Costanza nel proposito

7. Proseguirono dunque entrambi, e giunsero al luogo che Dio gli aveva detto (Gen 22, 8-9). A Mosè, giunto al luogo che il Signore gli aveva mostrato, non è consentito di salire, ma prima gli viene detto: Sciogli il legaccio dei calzari dai tuoi piedi (Es 3, 5); ad Abrahamo ed Isacco non è detto nulla di simile, ma salgono, e non depongono i calzari. In ciò, forse, il motivo è che Mosè, benché fosse grande (Es 11, 3), tuttavia veniva dall'Egitto, e vi erano alcuni legami di mortalità annodati ai suoi piedi; invece Abrahamo e Isacco non hanno nulla di ciò, ma giungono al luogo. Abrahamo edifica l'altare, pone sopra l'altare la legna, lega il fanciullo, si prepara a scannare (cf Gen 22, 9-10).

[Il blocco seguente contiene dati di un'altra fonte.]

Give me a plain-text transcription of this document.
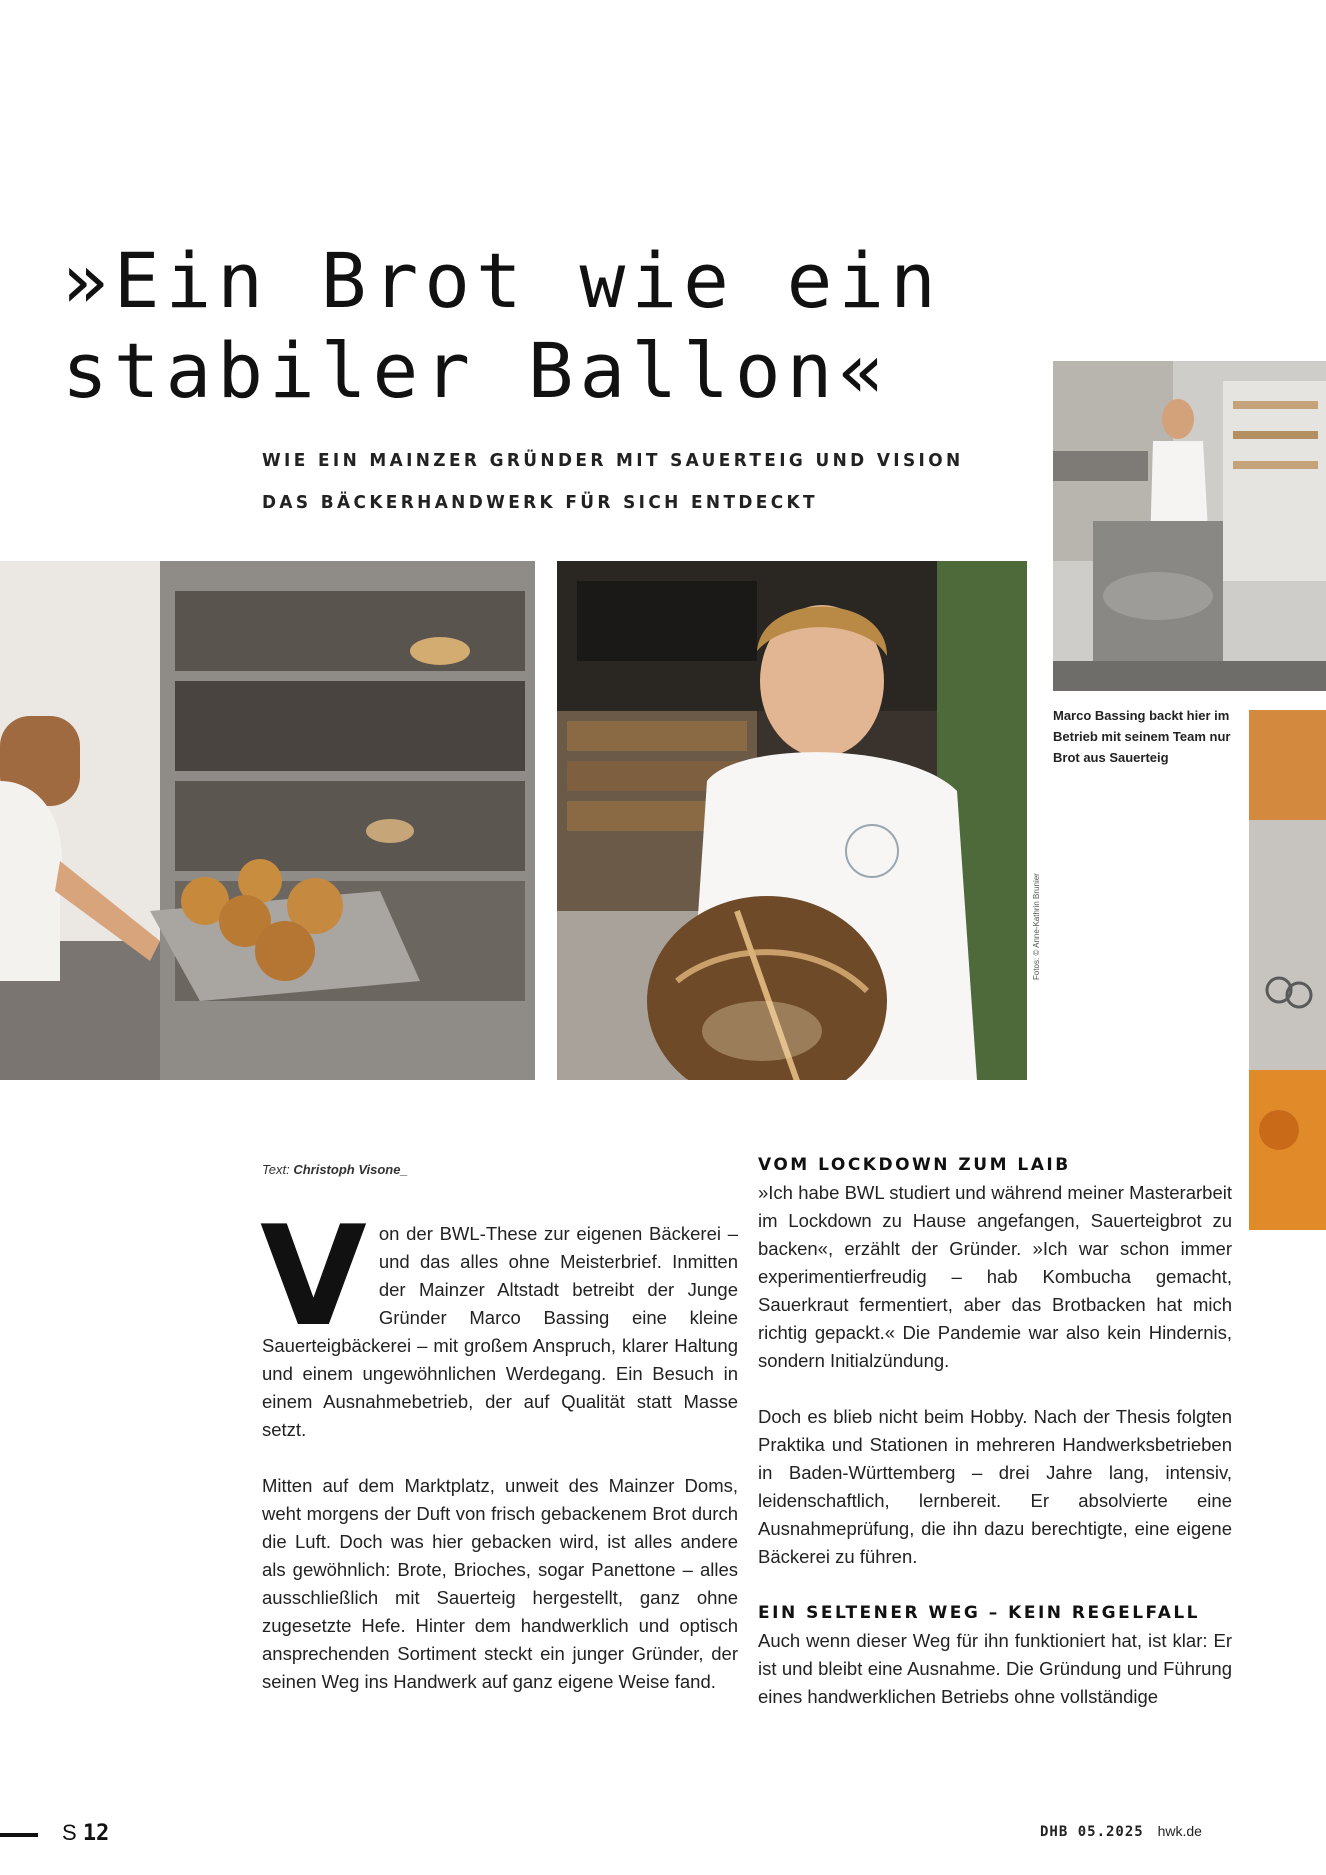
»Ein Brot wie ein
stabiler Ballon«
WIE EIN MAINZER GRÜNDER MIT SAUERTEIG UND VISION
DAS BÄCKERHANDWERK FÜR SICH ENTDECKT
Marco Bassing backt hier im
Betrieb mit seinem Team nur
Brot aus Sauerteig
Fotos: © Anne-Kathrin Brunier
Text: Christoph Visone_

V on der BWL-These zur eigenen Bäckerei – und das alles ohne Meisterbrief. Inmitten der Mainzer Altstadt betreibt der Junge Gründer Marco Bassing eine kleine Sauerteigbäckerei – mit großem Anspruch, klarer Haltung und einem ungewöhnlichen Werdegang. Ein Besuch in einem Ausnahmebetrieb, der auf Qualität statt Masse setzt.

Mitten auf dem Marktplatz, unweit des Mainzer Doms, weht morgens der Duft von frisch gebackenem Brot durch die Luft. Doch was hier gebacken wird, ist alles andere als gewöhnlich: Brote, Brioches, sogar Panettone – alles ausschließlich mit Sauerteig hergestellt, ganz ohne zugesetzte Hefe. Hinter dem handwerklich und optisch ansprechenden Sortiment steckt ein junger Gründer, der seinen Weg ins Handwerk auf ganz eigene Weise fand.

VOM LOCKDOWN ZUM LAIB

»Ich habe BWL studiert und während meiner Masterarbeit im Lockdown zu Hause angefangen, Sauerteigbrot zu backen«, erzählt der Gründer. »Ich war schon immer experimentierfreudig – hab Kombucha gemacht, Sauerkraut fermentiert, aber das Brotbacken hat mich richtig gepackt.« Die Pandemie war also kein Hindernis, sondern Initialzündung.

Doch es blieb nicht beim Hobby. Nach der Thesis folgten Praktika und Stationen in mehreren Handwerksbetrieben in Baden-Württemberg – drei Jahre lang, intensiv, leidenschaftlich, lernbereit. Er absolvierte eine Ausnahmeprüfung, die ihn dazu berechtigte, eine eigene Bäckerei zu führen.

EIN SELTENER WEG – KEIN REGELFALL

Auch wenn dieser Weg für ihn funktioniert hat, ist klar: Er ist und bleibt eine Ausnahme. Die Gründung und Führung eines handwerklichen Betriebs ohne vollständige

S 12	DHB 05.2025 hwk.de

Siete in molti, nella Chiesa di Dio, che ascoltate queste cose e siete padri. Pensate che qualcuno dì voi, dalla narrazione stessa del fatto acquisti tanta costanza e forza d'animo, che, se per caso perde un figlio per la morte comune e che spetta a tutti, anche se è unico, anche se è amato, prenda come esempio Abrahamo, e si ponga davanti agli occhi la sua grandezza d'animo? Eppure da te non si richiede questa grandezza d'animo, da legare proprio tu il figlio, da forzarlo tu stesso, da essere tu a preparare la spada, da scannare tu l'unico figlio. Non ti sono domandati tutti questi servizi.

Sii almeno costante nel proposito e nell'animo: saldo nella fede offri lieto il figlio a Dio; sii sacerdote della vita del tuo figlio; giacché non conviene piangere al sacerdote che immola a Dio.

Vuoi vedere che questo ti è richiesto? Dice il Signore nel Vangelo: Se foste figli di Abrahamo, certo fareste le opere di Abrahamo (Gv 8, 39). Ecco, questa è l'opera di Abrahamo. Fate le opere che ha fatto Abrahamo, ma non con tristezza, giacché Dio ama chi dà con gioia (2 Cor 9, 7). Che se anche voi sarete tanto pronti per Dio, anche a voi si dirà: Sali a una terra elevata e al monte che io ti mostrerò; e là offrimi il tuo figlio (Gen 22, 2). Non nelle profondità della terra, non nella valle del pianto (Sal 84, 7), ma nei monti alti ed eccelsi offri il tuo figlio. Mostra che la fede in Dio è più forte degli affetti della carne. Infatti Abrahamo amava Isacco suo figlio, ma all'amore della carne antepose l'amore di Dio, e fu trovato non nelle viscere della carne, ma nelle viscere di Cristo (Fil 1, 8), cioè nelle viscere del Verbo di Dio, della verità, della sapienza.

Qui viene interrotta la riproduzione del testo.